Think about it. Whatever we are going through on any given day (given, as hello?!?!?!? it’s a gift!!!!), it starts in our head and leaks into our hearts, and also works on the reverse.

That’s my lesson on the circulatory system … brain-to-heart or heart-to-brain, full circle!

So, what I’m saying is, I hope everyone is well. I know all kinds of “bugs” are flying around this season, yeah the financial picture is bad and people are scared (but please don’t shoot yourself and/or your family), and some of us are too fat, and others of us supposedly are too thin, or … or maybe, on the inside, we’re all okay.

As Jean Dominique-Bauby tells us, pity parties have their place, but then you must “decide[d] to stop pitying myself. Other than my eye, two things aren't paralyzed, my imagination and my memory.”

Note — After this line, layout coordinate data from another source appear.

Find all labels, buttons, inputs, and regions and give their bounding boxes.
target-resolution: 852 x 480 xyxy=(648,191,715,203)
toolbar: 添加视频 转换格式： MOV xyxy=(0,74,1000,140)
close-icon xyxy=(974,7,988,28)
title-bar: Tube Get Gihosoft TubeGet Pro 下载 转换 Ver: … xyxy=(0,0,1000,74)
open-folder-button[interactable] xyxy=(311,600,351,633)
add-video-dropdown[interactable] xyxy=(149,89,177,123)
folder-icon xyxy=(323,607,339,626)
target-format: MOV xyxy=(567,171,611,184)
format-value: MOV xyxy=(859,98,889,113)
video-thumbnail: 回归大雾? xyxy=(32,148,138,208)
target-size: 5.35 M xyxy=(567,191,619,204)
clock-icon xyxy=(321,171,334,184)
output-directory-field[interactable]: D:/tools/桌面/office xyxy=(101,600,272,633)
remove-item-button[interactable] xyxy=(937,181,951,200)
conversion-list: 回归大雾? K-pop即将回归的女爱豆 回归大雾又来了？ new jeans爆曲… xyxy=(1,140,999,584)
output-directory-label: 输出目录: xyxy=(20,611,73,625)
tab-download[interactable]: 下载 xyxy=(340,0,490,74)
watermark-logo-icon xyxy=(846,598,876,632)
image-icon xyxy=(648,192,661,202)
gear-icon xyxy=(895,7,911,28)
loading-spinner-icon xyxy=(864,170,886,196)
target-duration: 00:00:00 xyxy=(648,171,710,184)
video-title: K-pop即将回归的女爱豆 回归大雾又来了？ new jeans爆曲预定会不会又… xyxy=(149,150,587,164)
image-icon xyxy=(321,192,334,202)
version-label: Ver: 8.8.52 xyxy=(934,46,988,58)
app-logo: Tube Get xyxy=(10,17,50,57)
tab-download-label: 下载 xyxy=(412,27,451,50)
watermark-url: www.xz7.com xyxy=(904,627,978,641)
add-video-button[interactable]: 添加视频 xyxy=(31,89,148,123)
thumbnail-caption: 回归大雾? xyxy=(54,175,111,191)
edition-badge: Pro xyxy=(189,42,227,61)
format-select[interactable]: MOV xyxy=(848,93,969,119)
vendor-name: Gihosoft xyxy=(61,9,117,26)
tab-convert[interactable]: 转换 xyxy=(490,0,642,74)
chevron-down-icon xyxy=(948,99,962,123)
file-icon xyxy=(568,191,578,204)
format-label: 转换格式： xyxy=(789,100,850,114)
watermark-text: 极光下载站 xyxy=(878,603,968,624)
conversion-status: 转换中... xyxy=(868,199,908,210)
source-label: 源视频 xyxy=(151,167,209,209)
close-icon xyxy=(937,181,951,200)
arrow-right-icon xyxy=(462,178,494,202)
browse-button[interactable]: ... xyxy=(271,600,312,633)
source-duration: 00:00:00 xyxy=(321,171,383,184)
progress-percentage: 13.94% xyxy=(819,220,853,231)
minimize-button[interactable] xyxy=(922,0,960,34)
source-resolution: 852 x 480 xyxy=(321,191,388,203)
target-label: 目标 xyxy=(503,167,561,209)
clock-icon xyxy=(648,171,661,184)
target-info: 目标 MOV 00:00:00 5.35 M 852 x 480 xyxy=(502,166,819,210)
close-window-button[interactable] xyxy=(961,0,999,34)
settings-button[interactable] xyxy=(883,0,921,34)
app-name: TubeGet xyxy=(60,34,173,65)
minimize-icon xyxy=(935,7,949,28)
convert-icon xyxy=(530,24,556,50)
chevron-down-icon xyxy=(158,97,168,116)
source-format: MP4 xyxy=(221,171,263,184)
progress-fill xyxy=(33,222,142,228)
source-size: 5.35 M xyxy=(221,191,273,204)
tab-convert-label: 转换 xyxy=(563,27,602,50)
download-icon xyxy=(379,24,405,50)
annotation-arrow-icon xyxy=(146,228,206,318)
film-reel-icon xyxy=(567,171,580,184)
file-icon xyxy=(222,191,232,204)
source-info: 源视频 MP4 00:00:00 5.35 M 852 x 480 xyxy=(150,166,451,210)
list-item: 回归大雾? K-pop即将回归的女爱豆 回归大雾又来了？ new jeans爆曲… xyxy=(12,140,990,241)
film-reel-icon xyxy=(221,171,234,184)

Yeah, so I had a tummy ache. Big Whoop!

I now get to go back to work, with all ten fingers, sitting upright and feeling extremely grateful for my lot!

And I leave you with this poem. I wrote it years and years ago, before what happened to me, and prior to coming to know these stories, and a many others. It has whole new meaning to me now, which is another great part of living and being and persevering … if you kick around long enough, things begin to make sense again (that circle I was talking about ... heart-to-head, head-to-heart and back again!):

Beauty Questions the Diver

Is it true that beauty
is only skin deep?
I ask you, diving man,
how can this be so?

Poised and ready
staring down the wave
and swell of the ocean,
what lies beneath?

What's it like
to cut surface water
your body preforming
the switch of blade?

Does it seem to you
an assault at first,
your bubbling breath,
a festering wound?

In response, tell me
does all the ocean
heal up around you?
Does the beauty lie deep?

(Written 99 or 2000, or earlier?!?!?, later published in the Adagio Verse Quarterly in 2003 )

Keep on “kicking” everyone! A kick in the ass, can get the heart started again, and there you are back to that amazing brain-to-heart or heart-to-brain, the circle of an extraordinary life, depending on how you look at it.